Easter is quickly approaching and will be here in just a couple of weeks. For anyone who may not have realized it, Easter falls on March 27th this year. If you are one of those who dye Easter eggs with your children or grandchildren or just because you like colored eggs, there are alternatives to purchasing those overpriced dye kits that only come with a few color choices. For just about the same price, you can make your own rainbow of color choices with food coloring! In addition to making just about any color you can think of, you will still have food coloring left over that can be used for other baking or craft projects!
The best eggs for dyeing are, naturally, the white eggs. Farm fresh eggs will be the most difficult to peel the shell from. Eggs that are at least a week old, or older, will be much easier to peel. Many people do not know how to properly boil eggs. This is the method that I personally use:
- Gently place your eggs in a single layer in the pot. Stacking the eggs will result in cracked shells and they might not all cook evenly. Boil your eggs in batches if your pot is not larger enough to allow for a single layer of all of the eggs that you want to boil.
- Completely cover the eggs with cool water, with at least a depth of ½ inch of water over the eggs.
- Bring the water to a boil and boil for 3 minutes.
- Turn off the heat, cover the pot and allow eggs to sit for 8 to 10 minutes.
- Remove the eggs from the pot of hot water and cool to room temperature.
After you hard boil the eggs, let them cool to room temperature before dying. Pour 1 cup of boiling water + 2 teaspoons white vinegar in each bowl, cup or other similar type containers. For the containers, do NOT use metal. Glass is best and easiest to clean out afterward. Alternatively, for smaller containers, you may use 1/2 cup boiling water + 1 teaspoon white vinegar.
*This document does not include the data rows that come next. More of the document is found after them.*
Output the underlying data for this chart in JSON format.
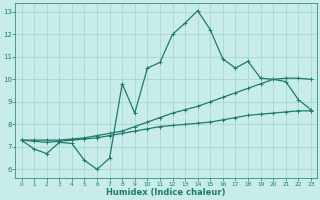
{
  "xlabel": "Humidex (Indice chaleur)",
  "background_color": "#c8ecea",
  "grid_color": "#a8d8d0",
  "line_color": "#1e7a6e",
  "xlim": [
    -0.5,
    23.5
  ],
  "ylim": [
    5.6,
    13.4
  ],
  "yticks": [
    6,
    7,
    8,
    9,
    10,
    11,
    12,
    13
  ],
  "xticks": [
    0,
    1,
    2,
    3,
    4,
    5,
    6,
    7,
    8,
    9,
    10,
    11,
    12,
    13,
    14,
    15,
    16,
    17,
    18,
    19,
    20,
    21,
    22,
    23
  ],
  "line1_x": [
    0,
    1,
    2,
    3,
    4,
    5,
    6,
    7,
    8,
    9,
    10,
    11,
    12,
    13,
    14,
    15,
    16,
    17,
    18,
    19,
    20,
    21,
    22,
    23
  ],
  "line1_y": [
    7.3,
    6.9,
    6.7,
    7.2,
    7.15,
    6.4,
    6.0,
    6.5,
    9.8,
    8.5,
    10.5,
    10.75,
    12.0,
    12.5,
    13.05,
    12.2,
    10.9,
    10.5,
    10.8,
    10.05,
    10.0,
    9.9,
    9.1,
    8.65
  ],
  "line2_x": [
    0,
    1,
    2,
    3,
    4,
    5,
    6,
    7,
    8,
    9,
    10,
    11,
    12,
    13,
    14,
    15,
    16,
    17,
    18,
    19,
    20,
    21,
    22,
    23
  ],
  "line2_y": [
    7.3,
    7.3,
    7.3,
    7.3,
    7.35,
    7.4,
    7.5,
    7.6,
    7.7,
    7.9,
    8.1,
    8.3,
    8.5,
    8.65,
    8.8,
    9.0,
    9.2,
    9.4,
    9.6,
    9.8,
    10.0,
    10.05,
    10.05,
    10.0
  ],
  "line3_x": [
    0,
    1,
    2,
    3,
    4,
    5,
    6,
    7,
    8,
    9,
    10,
    11,
    12,
    13,
    14,
    15,
    16,
    17,
    18,
    19,
    20,
    21,
    22,
    23
  ],
  "line3_y": [
    7.3,
    7.25,
    7.2,
    7.25,
    7.3,
    7.35,
    7.4,
    7.5,
    7.6,
    7.7,
    7.8,
    7.9,
    7.95,
    8.0,
    8.05,
    8.1,
    8.2,
    8.3,
    8.4,
    8.45,
    8.5,
    8.55,
    8.6,
    8.6
  ]
}
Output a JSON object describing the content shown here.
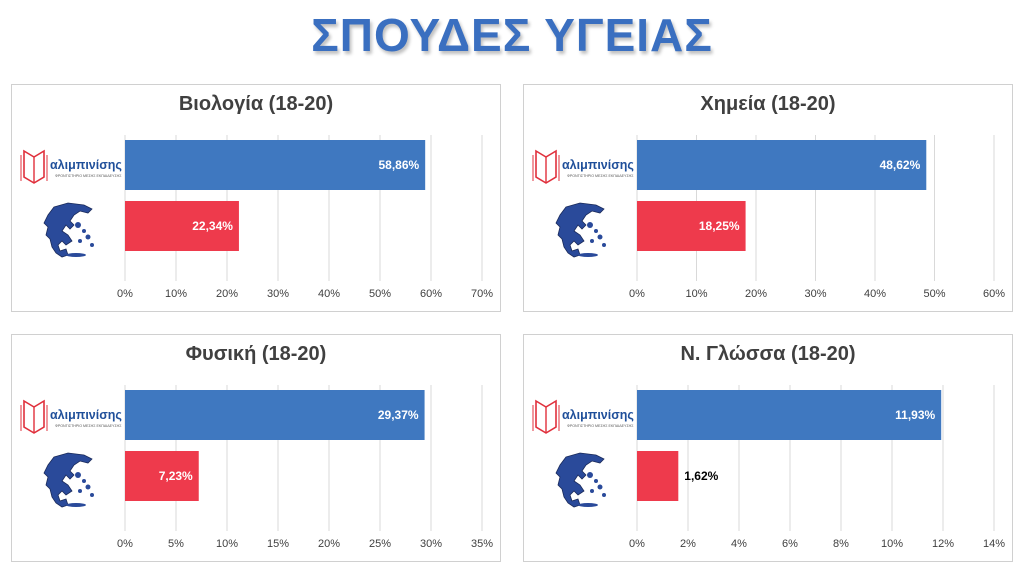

Mix in the drops of food coloring, as indicated in the chart, to achieve the various colors. Slowly place the egg into container and leave submerged for at least 5 minutes – less time for a lighter color and longer for a deeper color. Keep your hands clean by using a whisk or tongs to add and remove eggs from the dye.
Here is a list of 35 food color combinations for you to try using the standard 4 vial of food colors (Blue, Green, Red and Yellow):
Apricot – 4 drops Green + 1 drop Red
Baby Blue – 4 drops Blue
Blue – 20 drops Blue
Cantaloupe – 24 drops Yellow + 2 Red
Cayenne – 14 drops Red + 1 drop Blue + 1 drop Yellow
Cranberry – 14 drops Red + 6 drops Blue
Deep Purple – 7 drops Blue + 3 drops Red
Dusty Rose – 14 drops Red + 6 drops Blue
Fuchsia – 18 Red drops + 2 Blue drops
Grape – 17 drops Blue + 4 drops Red
Green – 20 drops Green
Green Apple – 20 drops Green + 2 drops Blue
Hemlock – 12 drops Green + 6 drops Yellow + 3 drops Blue
Jade Green – 17 drops Green + 3 drops Blue
Lavender – 2 drops Blue + 1 drop Red + 1 drop Green
Lime – 24 drops Yellow + 4 drops Green
Maize – 24 drops Yellow + 1 drop Red
Mint Green – 14 drops Green + 6 drops Yellow
Spearmint – 12 drops Green + 6 drops Yellow + 2 drops Blue
Spring Green – 10 drops Green + 2 drops Blue
Orange – 20 drops Yellow + 5 drops Red
Orange Sunset – 17 drops Yellow + 3 drops Red
Pink – 10 drops Red + 1 drop Blue
Plum – 10 Red drops + 4 drops Blue
Purple – 15 drops Blue + 5 Red
Raspberry – 14 drops Red + 6 drops Blue
Red – 20 drops Red
Salmon Pink – 20 drops Red + 1 drop Green + 1 drop Blue
Sapphire Blue – 9 drops Blue + 2 drops Green + 1 drop Purple
Tangerine – 24 drops Yellow + 5 drops Red + 1 drop Green
Teal – 15 drops Green + 5 drops Blue
Turquoise – 5 drops Blue + 2 drops Green
Violet – 20 drops Blue + 2 drops Red
Watermelon – 24 Red drops + 2 drops Blue
Yellow – 20 drops Yellow
Experiment and see what color combinations you can create. You can create even more color combinations by using Neon Food Colors.
For further personalization, add designs to your eggs by wrapping tape or string around the eggs or draw designs or names on the eggs with crayons before dying them.